Stonelick Covered Bridge was built in 1878 with a span of 140 feet over the Stonelick Creek, Clermont County, Ohio.
STONELICK, Ohio (AP) For 134 years, a covered bridge has stood over the gurgling waters of Stonelick Creek in southwest Ohio. The one-lane, 140-ft. (42.6 m) long span is one of about 700 such bridges nationwide. Bicyclists, photographers and people taking country drives are drawn to its picturesque, wooded setting. One couple even bought a nearby house to be close to the bridge.
But while it’s always been pretty, the wooden Stonelick Covered Bridge started to show signs of age. When a recycling truck ignored the 3-ton weight limit and damaged floor beams 21 months ago, county officials were reminded of what they already knew: The bridge, listed on the National Register of Historic Places since 1974, had to be fixed.
Nearby residents want it to be restored. The county engineer wants it to be preserved.
Those goals might sound similar, but they’re different.
In the 19th century, about 15,000 covered bridges dotted the U.S. landscape. Until about 25 years ago, the danger faced by such bridges was outright demolition. Today, the danger is “demolition through redesign,” said David Wright, president of the National Society for the Preservation of Covered Bridges, based in Westminster, Vt.
Which brings us to the preservation-versus-restoration debate surrounding the Stonelick bridge, one of about 140 covered bridges left in Ohio.
“This is history right here in our county, and it needs to be recognized and protected,” said Stonelick Township resident Eileen Kromer. “Anybody can build a modern bridge. Can you keep an old one? That’s the question.”
Kromer is among 500 people who signed a petition opposing a preservation plan proposed by the county engineer. The petition calls instead for an “authentic, historic restoration.” That effort has been led by Tim and Catherine Rush-Ossenbeck. While on a country drive on Stonelick Williams Corner Road 32 years ago, they crossed the red bridge and saw that a house on the south side of it was for sale. They bought it that day.
“We moved out here into [our] house because of the covered bridge,” said Tim Rush-Ossenbeck, an electrical engineer. But neither the Rush-Ossenbecks nor anyone else has been able to use the bridge since that May incident involving the recycling truck.

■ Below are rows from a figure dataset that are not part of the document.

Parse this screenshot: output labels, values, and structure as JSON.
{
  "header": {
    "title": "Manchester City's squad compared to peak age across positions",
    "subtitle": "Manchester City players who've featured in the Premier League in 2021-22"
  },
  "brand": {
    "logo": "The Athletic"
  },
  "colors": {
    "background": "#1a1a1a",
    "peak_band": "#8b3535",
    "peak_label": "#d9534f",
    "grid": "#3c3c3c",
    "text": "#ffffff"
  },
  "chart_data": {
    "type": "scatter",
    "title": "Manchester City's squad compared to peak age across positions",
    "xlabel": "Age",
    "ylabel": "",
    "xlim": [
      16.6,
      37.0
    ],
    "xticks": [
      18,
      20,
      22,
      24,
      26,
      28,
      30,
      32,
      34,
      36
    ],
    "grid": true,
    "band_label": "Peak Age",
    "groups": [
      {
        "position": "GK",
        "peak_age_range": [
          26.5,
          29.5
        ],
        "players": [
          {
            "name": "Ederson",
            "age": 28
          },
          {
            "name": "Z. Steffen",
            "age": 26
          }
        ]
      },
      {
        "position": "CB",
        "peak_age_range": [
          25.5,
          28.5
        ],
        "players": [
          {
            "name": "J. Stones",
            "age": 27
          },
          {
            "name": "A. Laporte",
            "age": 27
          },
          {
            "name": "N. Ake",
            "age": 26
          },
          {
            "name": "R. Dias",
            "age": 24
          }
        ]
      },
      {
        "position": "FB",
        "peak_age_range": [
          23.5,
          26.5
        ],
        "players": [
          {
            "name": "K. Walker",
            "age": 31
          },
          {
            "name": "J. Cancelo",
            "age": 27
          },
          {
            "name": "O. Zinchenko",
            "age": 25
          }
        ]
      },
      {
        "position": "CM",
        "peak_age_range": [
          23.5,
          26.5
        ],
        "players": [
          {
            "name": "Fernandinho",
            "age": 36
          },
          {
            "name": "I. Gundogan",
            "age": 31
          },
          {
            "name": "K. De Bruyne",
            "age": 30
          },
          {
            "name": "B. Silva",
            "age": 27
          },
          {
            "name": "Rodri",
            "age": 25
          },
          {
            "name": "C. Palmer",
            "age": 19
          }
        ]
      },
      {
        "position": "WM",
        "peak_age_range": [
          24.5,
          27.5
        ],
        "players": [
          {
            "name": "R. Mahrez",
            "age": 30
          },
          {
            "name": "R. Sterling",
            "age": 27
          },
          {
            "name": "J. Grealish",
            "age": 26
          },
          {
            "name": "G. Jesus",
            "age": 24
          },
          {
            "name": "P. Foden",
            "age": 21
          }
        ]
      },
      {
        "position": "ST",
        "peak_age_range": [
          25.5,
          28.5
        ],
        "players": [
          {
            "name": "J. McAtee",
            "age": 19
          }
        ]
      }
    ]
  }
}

Clermont County Engineer Patrick Manger said he closed the span after an inspection revealed a number of damaged floor beams.
Even before that incident, plans were being made to shore up the aging structure. In 2008, Manger’s office applied to the National Historic Covered Bridge Preservation Program and received a $360,000 federal grant, which requires a $90,000 local match.
Manger also hired a covered bridge consultant, John Smolen, who presented preservation options. After two public meetings, officials settled on a $1.1 million plan that involves constructing a new bridge inside the old one, which would preserve most of the old bridge. The new bridge — consisting of arches made of glued laminated timber — would support both the old bridge and vehicular traffic.
Those modifications, Manger said, would not jeopardize the bridge’s standing on the National Register of Historic Places. And even more important, in his view: The bridge’s load-carrying capacity would increase, with a posted limit of 12 tons. But Tim Rush-Ossenbeck and the pro-restoration group oppose that plan for a number of reasons. For one, the old bridge would no longer serve a functional purpose, but would simply be “window dressing.”
In addition, “When you drive over the bridge, you’ll see these big wooden arches [inside], but you won’t really see the old trusses,” Rush-Ossenbeck said. “You’ll have to look closely behind those arches to see the trusses.”
Trusses are what define the significance of a covered bridge, said David Simmons, president of the Ohio Historic Bridge Association. “So if you’re going to do a renovation, change as little as possible of the historic fabric that is most important, and that’s the trusses.” The Stonelick bridge features a Howe truss, a design patented by Massachusetts millwright William Howe in 1840.
Simmons said he believes the plan to install arches makes sense, because most of the old bridge will be left intact. But Ron Hill disagreed. He’s president of the Clermont County Historical Society, and helped get the bridge on the National Register. The arches will cause people to “get a very mistaken impression of what kind of bridge it was,” he said.
What’s more, Rush-Ossenbeck and others argue that increasing the bridge’s load-carrying capacity to 12 tons will lead to heavy truck traffic — and compromise safety on the bridge and the narrow country road leading to it.
Rush-Ossenbeck said he has been told by J.A. Barker Engineering, a Bloomington, Ind.-based firm that specializes in covered bridge restoration, that the span could be restored by simply replacing its worn out and damaged pieces. The cost would be about $400,000 less than Manger’s plan.